Jean Leonetti : "Il faut repenser le système de santé pour assurer une prise en charge sur le long terme"
Mardi dernier, Emmanuel Macron présentait son ambitieux Plan Santé, annonçant entre autres la fin du numérus clausus et la garantie de la qualité des soins sur tout le territoire français. Pour Émile, Jean Leonetti, vice-président délégué des Républicains et médecin de profession, réagit à ces annonces.
Propos recueillis par Anne-Sophie Beauvais et Maïna Marjany
Pensez-vous que la fin du numerus clausus soit une bonne mesure ?
Il faut, en effet, desserrer l’étau de la sélection. Les études médicales doivent évidemment être sélectives, mais la méthode actuelle n’est pas opérationnelle car les frontières de l’Europe sont ouvertes. Or, aujourd’hui, face à une pénurie de médecins en France, on engage dans les hôpitaux des médecins étrangers, qui n’ont pas la même formation que leurs collègues français. Le système actuel conduit des étudiants français, ayant échoué à passer le filtre du numérus clausus, à faire leurs études de médecine à l’étranger. Dans un premier temps, ils l’ont fait en Belgique et maintenant ils vont en Roumanie. Cela n’a pas de sens...
Le second enjeu, selon moi, concerne la réforme des critères de sélection. La médecine est une science humaine. La formation médicale doit aujourd’hui gagner en humanité : des éléments sociologiques, psychologiques et culturels sont absolument indispensables. Il faut enseigner les stratégies qui facilitent les relations humaines dans des situations de tensions. Annoncer la mort, c’est un acte difficile, et qui s’apprend.
Les réformes proposées dans le plan santé peuvent-elles aider à résoudre le problème des déserts médicaux ?
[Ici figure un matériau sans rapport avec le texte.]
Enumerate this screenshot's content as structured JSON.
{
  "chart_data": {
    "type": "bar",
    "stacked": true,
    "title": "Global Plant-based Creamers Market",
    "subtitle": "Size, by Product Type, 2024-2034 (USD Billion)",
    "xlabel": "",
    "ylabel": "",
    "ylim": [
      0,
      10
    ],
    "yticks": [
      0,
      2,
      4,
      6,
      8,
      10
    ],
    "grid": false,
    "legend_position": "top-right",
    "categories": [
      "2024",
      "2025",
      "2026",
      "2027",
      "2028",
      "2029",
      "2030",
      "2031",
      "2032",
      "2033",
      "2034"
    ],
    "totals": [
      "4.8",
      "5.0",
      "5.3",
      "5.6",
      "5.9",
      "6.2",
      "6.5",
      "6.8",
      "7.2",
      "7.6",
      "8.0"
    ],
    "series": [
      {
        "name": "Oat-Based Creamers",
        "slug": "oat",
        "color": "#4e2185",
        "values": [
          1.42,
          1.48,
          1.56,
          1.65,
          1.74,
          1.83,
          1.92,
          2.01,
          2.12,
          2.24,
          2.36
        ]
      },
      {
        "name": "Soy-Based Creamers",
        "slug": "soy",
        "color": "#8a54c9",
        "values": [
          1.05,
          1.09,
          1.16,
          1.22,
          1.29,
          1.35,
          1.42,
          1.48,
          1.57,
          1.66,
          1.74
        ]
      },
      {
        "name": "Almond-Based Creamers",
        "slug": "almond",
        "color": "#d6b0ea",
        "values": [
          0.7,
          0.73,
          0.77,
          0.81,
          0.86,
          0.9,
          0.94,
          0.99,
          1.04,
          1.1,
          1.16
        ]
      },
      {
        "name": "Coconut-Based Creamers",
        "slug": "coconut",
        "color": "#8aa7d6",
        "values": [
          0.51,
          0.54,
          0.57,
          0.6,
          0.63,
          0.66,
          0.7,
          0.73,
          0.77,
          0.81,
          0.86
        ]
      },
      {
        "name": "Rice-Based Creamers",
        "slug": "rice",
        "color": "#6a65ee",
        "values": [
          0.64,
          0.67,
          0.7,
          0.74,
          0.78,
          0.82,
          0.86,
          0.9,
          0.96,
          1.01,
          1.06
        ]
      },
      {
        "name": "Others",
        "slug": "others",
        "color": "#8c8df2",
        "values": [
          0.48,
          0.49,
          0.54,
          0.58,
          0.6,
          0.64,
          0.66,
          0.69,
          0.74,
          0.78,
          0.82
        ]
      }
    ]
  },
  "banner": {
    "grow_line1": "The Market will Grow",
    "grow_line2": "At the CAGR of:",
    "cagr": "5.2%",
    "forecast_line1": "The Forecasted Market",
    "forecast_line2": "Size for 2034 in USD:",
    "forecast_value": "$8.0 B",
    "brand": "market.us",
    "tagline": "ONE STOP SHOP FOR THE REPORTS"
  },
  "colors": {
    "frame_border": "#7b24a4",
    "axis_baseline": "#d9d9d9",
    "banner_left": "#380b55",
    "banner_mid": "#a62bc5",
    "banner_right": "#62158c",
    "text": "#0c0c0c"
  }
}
Ces dernières années, le débat concernant les déserts médicaux n’a que peu avancé, sauf sur un point. Désormais, chacun s’accorde sur ce qui ne marche pas : c’est l’obligation. Il est normal de préférer une ville comme Antibes plutôt qu’un territoire au cœur d’un désert médical, qu’il soit à la campagne ou dans un grand centre urbain. Il faut donc proposer des mesures incitatives fortes. Si on va au fond du sujet, l’attente des nouveaux médecins n’est pas de gagner beaucoup d’argent, mais de travailler dans de bonnes conditions. Je pense que l’avenir de la médecine est une médecine de groupe, et c’est d’ailleurs l’esprit du plan santé. Les cabinets vont s’organiser davantage autour d’une équipe pluridisciplinaire, comme sur le modèle de l’hôpital : il y aura un kiné, une infirmière, une diététicienne, un psychologue, un généraliste… Et la qualité du travail proposé compensera alors le fait d’être au cœur d’un territoire moins attractif.
Enfin, il faut souligner que le désert médical est souvent un désert tout court : il n’y a plus de boucher ou de boulanger, le bureau de poste a fermé ainsi que le commissariat… C’est presque une réflexion sur l’organisation de notre territoire qui se pose au travers du problème médical. En tout cas, on ne résoudra pas le problème médical en imposant aux jeunes diplômés le lieu de leur installation. Personne ne pourra les y obliger. Les mesures incitatives financières ne peuvent être qu’un des éléments de la réforme. Ce qu’il faut, c’est repenser le système et régionaliser les concours pour plus d’équité sur le territoire.
Selon le chef de l’Etat, le système de santé ne souffre pas d’un sous financement mais d’un problème d’organisation. Êtes-vous d’accord ?
Certes, on peut dire que le problème d’organisation prime sur le problème financier. Toutefois, les coups de rabot à répétition n’arrangent pas la situation ! Je pense qu’il faut repenser le système de santé pour assurer une prise en charge des malades adaptée au niveau des besoins. Aujourd’hui, la médecine étant de plus en plus efficace, des maladies comme un infarctus ou le SIDA, ne sont plus mortelles, mais elles nécessitent ensuite un suivi et un traitement sur le long-terme. Ces maladies graves sont devenues chroniques. Or, l’hôpital est très bien organisé pour l’urgence et les pathologies aigües, mais pas pour le suivi médical des maladies chroniques. Pour répondre à cette situation nouvelle, il faut organiser ce suivi de long terme et la réponse au premier recours par les médecins de ville. Cette stratégie n’est pas mise en place pour l’instant.